I've started looking into this issue. If I understand the problem correctly, there's some confusion what a local path means in a template. There seem three different interpretations:

  1. the current working directory, or
  2. the input source file we're currently processing, which might be located in a subdirectory of or even completely elsewhere from the current working directory, or
  3. the file the template is defined in

Observations:

According to the manual, the following should hold:

All local paths start with ./. These paths are local to the document being converted. When converting a directory tree, the current directory is being prepended to the path minus the ./.

Which seem to suggest that local paths follow interpretation 2.

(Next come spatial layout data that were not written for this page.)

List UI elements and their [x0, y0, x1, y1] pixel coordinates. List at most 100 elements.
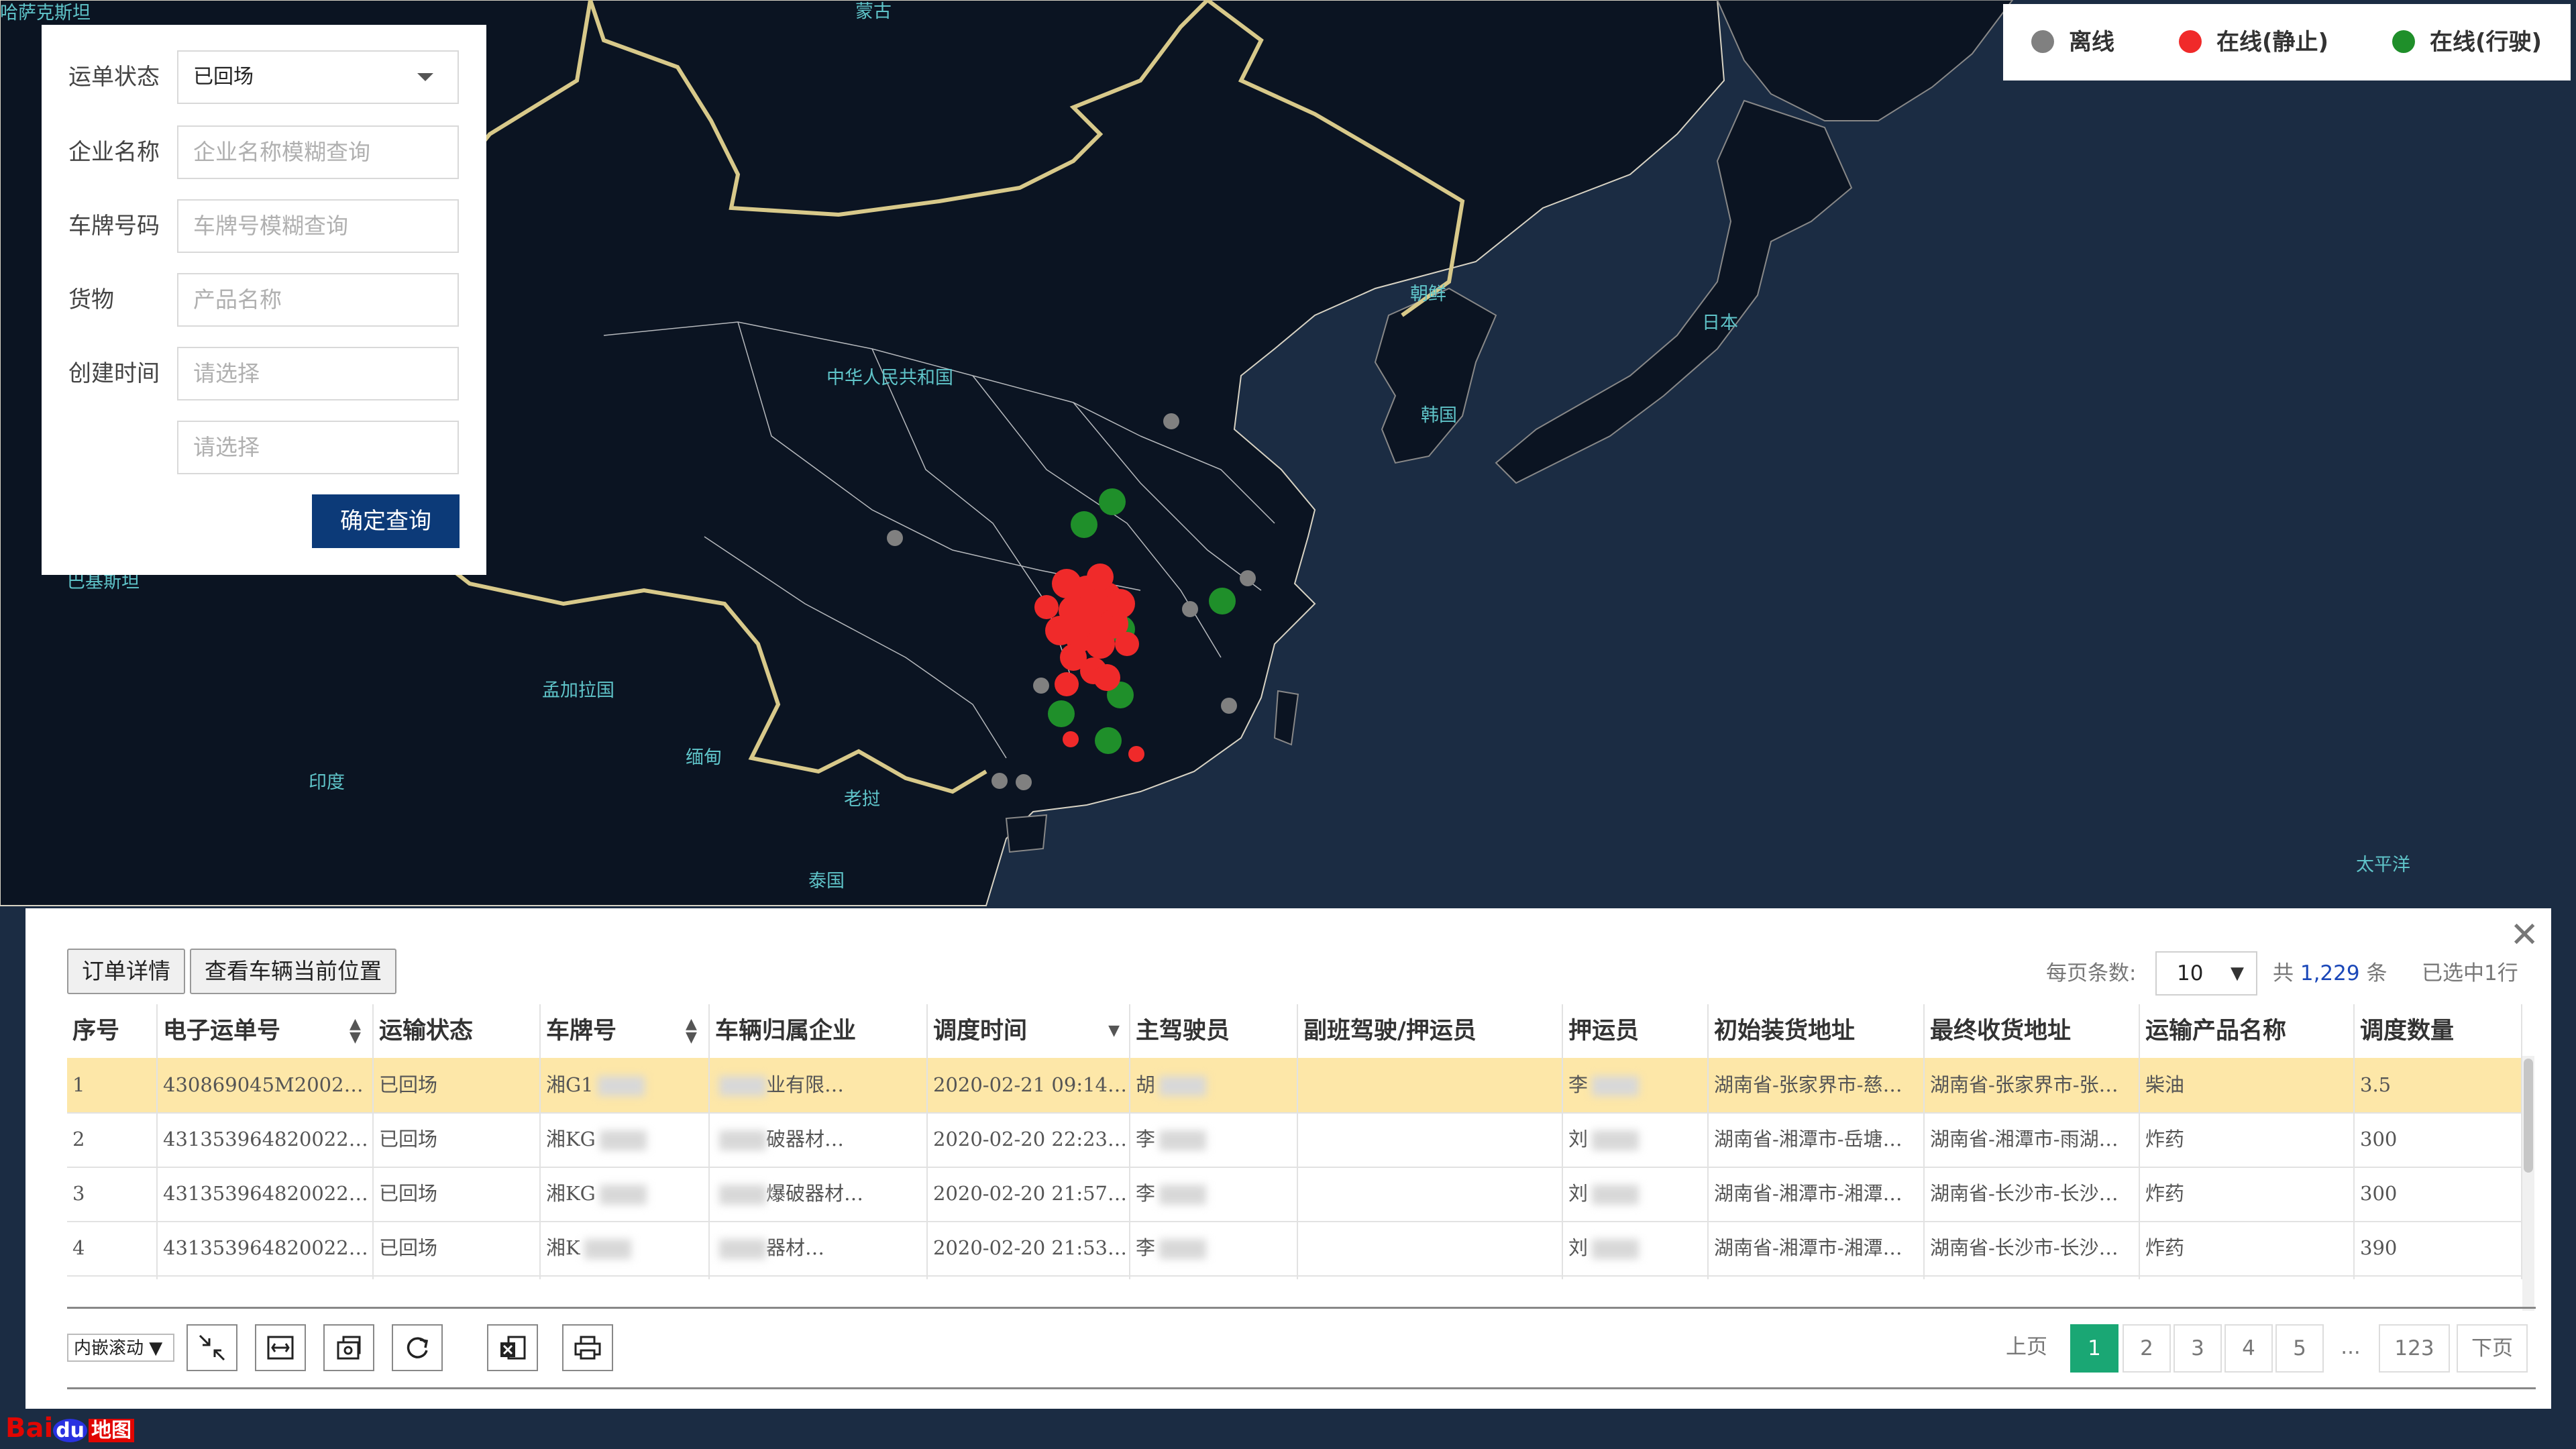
created-end-row: 请选择	[42, 421, 486, 474]
vehicle-marker-online-stationary[interactable]	[1063, 731, 1079, 747]
vehicle-marker-online-moving[interactable]	[1048, 700, 1075, 727]
redacted-blur	[584, 1239, 631, 1259]
svg-text:孟加拉国: 孟加拉国	[542, 680, 614, 701]
moving-dot-icon	[2392, 30, 2415, 53]
table-cell: 李	[1130, 1112, 1298, 1167]
table-cell: 刘	[1563, 1112, 1709, 1167]
table-cell: 已回场	[374, 1275, 541, 1279]
table-cell: 业有限…	[710, 1058, 928, 1112]
offline-dot-icon	[2031, 30, 2054, 53]
table-row[interactable]: 3431353964820022000…已回场湘KG爆破器材…2020-02-2…	[67, 1167, 2522, 1222]
scrollbar-thumb[interactable]	[2524, 1059, 2533, 1173]
svg-text:中华人民共和国: 中华人民共和国	[826, 368, 953, 388]
hainan-island	[1005, 814, 1048, 853]
table-row[interactable]: 4431353964820022000…已回场湘K器材…2020-02-20 2…	[67, 1221, 2522, 1277]
created-row: 创建时间 请选择	[42, 347, 486, 400]
close-icon[interactable]: ✕	[2510, 915, 2539, 955]
table-cell: 湖南省-湘潭市-雨湖…	[1709, 1275, 1925, 1279]
redacted-blur	[719, 1076, 766, 1096]
status-row: 运单状态 已回场	[42, 50, 486, 104]
page-button[interactable]: ...	[2326, 1324, 2375, 1373]
table-cell: 湖南省-湘潭市-湘潭…	[1709, 1221, 1925, 1275]
redacted-blur	[599, 1130, 647, 1150]
table-cell: 器材…	[710, 1221, 928, 1275]
vehicle-marker-offline[interactable]	[1033, 678, 1049, 694]
vehicle-marker-online-moving[interactable]	[1209, 588, 1236, 614]
svg-text:泰国: 泰国	[808, 871, 845, 892]
svg-text:哈萨克斯坦: 哈萨克斯坦	[0, 3, 91, 23]
table-cell: 破器材…	[710, 1112, 928, 1167]
table-cell: 湘AR	[541, 1275, 710, 1279]
toolbar-divider-top	[67, 1307, 2536, 1309]
redacted-blur	[599, 1185, 647, 1205]
vehicle-marker-offline[interactable]	[887, 530, 903, 546]
date-start-input[interactable]: 请选择	[177, 347, 459, 400]
page-button[interactable]: 2	[2123, 1324, 2171, 1373]
table-cell	[1298, 1167, 1563, 1221]
table-cell	[1298, 1112, 1563, 1167]
chevron-down-icon	[417, 73, 433, 81]
svg-text:蒙古: 蒙古	[855, 1, 892, 22]
table-cell: 20	[2355, 1275, 2522, 1279]
query-button[interactable]: 确定查询	[312, 494, 460, 548]
table-cell: 湘KG	[541, 1167, 710, 1221]
vehicle-marker-offline[interactable]	[1240, 570, 1256, 586]
table-cell: 李	[1130, 1221, 1298, 1275]
redacted-blur	[1159, 1130, 1207, 1150]
page-button[interactable]: 下页	[2457, 1324, 2528, 1373]
vehicle-position-button[interactable]: 查看车辆当前位置	[190, 949, 396, 994]
table-cell: 湘K	[541, 1221, 710, 1275]
redacted-blur	[719, 1130, 766, 1150]
page-button[interactable]: 3	[2174, 1324, 2222, 1373]
redacted-blur	[1159, 1185, 1207, 1205]
vehicle-marker-online-moving[interactable]	[1099, 488, 1126, 515]
vehicle-marker-offline[interactable]	[1182, 601, 1198, 617]
table-cell: 1	[67, 1058, 158, 1112]
total-count: 共 1,229 条	[2273, 961, 2387, 985]
table-cell	[1298, 1275, 1563, 1279]
page-button[interactable]: 5	[2275, 1324, 2324, 1373]
svg-text:老挝: 老挝	[844, 789, 880, 810]
table-cell: 李	[1563, 1058, 1709, 1112]
vehicle-marker-offline[interactable]	[1016, 774, 1032, 790]
status-select[interactable]: 已回场	[177, 50, 459, 104]
redacted-blur	[1159, 1076, 1207, 1096]
table-row[interactable]: 1430869045M20022100…已回场湘G1业有限…2020-02-21…	[67, 1058, 2522, 1114]
page-button[interactable]: 1	[2070, 1324, 2118, 1373]
table-cell: 2	[67, 1112, 158, 1167]
company-input[interactable]: 企业名称模糊查询	[177, 125, 459, 179]
page-button[interactable]: 4	[2224, 1324, 2273, 1373]
table-cell: 刘	[1563, 1275, 1709, 1279]
table-cell: 炸药	[2140, 1221, 2355, 1275]
page-button[interactable]: 上页	[1984, 1324, 2069, 1373]
table-cell: 300	[2355, 1112, 2522, 1167]
vehicle-marker-online-moving[interactable]	[1095, 727, 1122, 754]
table-row[interactable]: 5430179361D20022000…已回场湘AR流有限…2020-02-20…	[67, 1275, 2522, 1279]
vehicle-marker-offline[interactable]	[991, 773, 1008, 789]
page-size-select[interactable]: 10 ▼	[2155, 951, 2257, 996]
redacted-blur	[1592, 1239, 1640, 1259]
goods-input[interactable]: 产品名称	[177, 273, 459, 327]
vertical-scrollbar[interactable]	[2522, 1056, 2534, 1311]
table-cell: 已回场	[374, 1058, 541, 1112]
vehicle-marker-online-moving[interactable]	[1071, 511, 1097, 538]
legend-online-moving: 在线(行驶)	[2392, 4, 2542, 80]
date-end-input[interactable]: 请选择	[177, 421, 459, 474]
table-cell: 湖南省-长沙市-长沙…	[1925, 1221, 2140, 1275]
order-detail-button[interactable]: 订单详情	[67, 949, 185, 994]
table-cell: 431353964820022000…	[158, 1221, 374, 1275]
plate-input[interactable]: 车牌号模糊查询	[177, 199, 459, 253]
page-button[interactable]: 123	[2379, 1324, 2450, 1373]
table-cell: 2020-02-20 21:53…	[928, 1221, 1130, 1275]
table-cell: 李	[1130, 1275, 1298, 1279]
table-cell: 430179361D20022000…	[158, 1275, 374, 1279]
vehicle-marker-online-stationary[interactable]	[1128, 746, 1144, 762]
vehicle-marker-offline[interactable]	[1163, 413, 1179, 429]
vehicle-marker-offline[interactable]	[1221, 698, 1237, 714]
table-cell: 湖南省-长沙市-天心…	[1925, 1275, 2140, 1279]
table-cell: 3.5	[2355, 1058, 2522, 1112]
table-cell: 炸药	[2140, 1112, 2355, 1167]
table-row[interactable]: 2431353964820022000…已回场湘KG破器材…2020-02-20…	[67, 1112, 2522, 1168]
redacted-blur	[597, 1076, 645, 1096]
table-cell: 431353964820022000…	[158, 1112, 374, 1167]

I am not sure this is the most natural choice, particularly for templates used all over the place. Changing this behavior seems dangerous, though, as it would not be backwards compatible. And for global used templates, we already have the data directory we can set. Still, more control about where a path points to might be convenient.

Like we did for the root directory, we could a tag to a path to mark it as "start from this file". Say, $TEMPLATE$, or so. And also one for the working directory, like $WORKING_DIR$.

What do you think about this?

htdebeer commented 2 years ago

I've been thinking about my suggested solution a bit more, and found some issues:

Furthermore, using the data directory relative paths or the new environment variable substitution feature (#103), I think template writers have enough power to specify paths. Similarly, document writers can always use local paths in their local or internal templates that are easy to understand and configure.

For now, I will not implement these two special directories $TEMPLATE$ and #WORKING_DIRECTORY$ because I am not convinced they are needed or will introduce more confusion than they resolve.